OTOH other than cost reasons or wanting to keep space for their logo I don't see any reason they couldn't've added both; there seems to be enough back panel space for another stack of ports.
StevoLincolnite - Friday, May 11, 2018 - link
You could add another 5+ USB ports on the back I reckon.I can't be the only one with half a dozen external HDD's?
sibuna - Saturday, June 2, 2018 - link
if you are seriously using 1/2 a dozen external USB HDDs just build a NAS, it will serve you betterdgingeri - Saturday, May 12, 2018 - link
1. the PS2 ports run off a PS2 to USB adapter on the board anyway, so they really aren't proper PS2 ports.

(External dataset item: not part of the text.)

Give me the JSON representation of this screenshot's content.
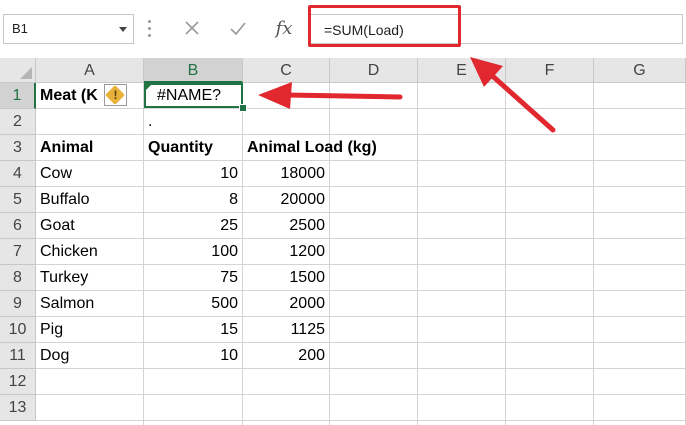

The X390 chipset doesn't support any path for PS2 ports. So, there really is no advantage on that.2. Those PS2 ports could easily be replaced with 4 USB ports, and they could be run with 2X 2.0 and 2X 3.0. There are enough USB 3.0 ports available from the chipset to do that. USB keyboards run better directly off the root hub anyway. The problems most people have with them having lost input usually comes because the keyboard is being run off a hub. On top of that, I know from direct experience, most USB hubs have major reliability and operational problems. I do my best to avoid running anything through a hub these days because of the repeated and consistent problems I have had with them. I seem to find a good hub once in a while, only to have it die a couple months later. We NEED those ports on the back of those boards, and then some dumb engineer comes up with the idea to use 2 of those ports to make one USB-C header for some front panel port that is supported by only 1 case. My Maximus X Hero Wifi has only 8 ports, so I'm stuck with running my UPS, Nostromo, and mouse off a hub, which is not what I like.
3. There are a LOT of people who go for such advantages in hardware who are just fantasizing over it making them a better player, when it simply won't help. So, stop with the idea that any more than a very bare few actually need PS2 ports.
DanNeely - Sunday, May 13, 2018 - link
This is a Z370 board, and Z370 still has an LPC bus (a quasi-serial version of the ancient ISA bus) which has been the traditional location to mount the control chip for PS2 and other ultra-legacy IO ports. Without scouring the board images itself to figure out what controller is being used, I can't answer how it's being connected but the chipset does have the IO needed to support a non-USB PS2 port.And while the chipset does have theoretical additional USB3 lanes available, it doesn't have free HSIO ports to run them on without going into configuration hell where using feature X disables feature Y, Z370 has a total of 30 of them to split among USB3, SATA, and PCIe lanes from the chipset. The board breaks down as:
1 Intel network
1-4 AQC108 5GBe (maybe only 1-2, the Aquitania page doesn't differentiate between requirements for their 5 and 10Gb controllers)
1 Realtek audio
4+1+1=6 PCIe lanes
4 Sata
4+4=8 M.2 slots
6+2 USB3.0 (back panel and front panel header)
2 ASM USB3.1g2 controller
That adds up to 31-34 already so at least one item is already being switched on/off depending on what else is in use.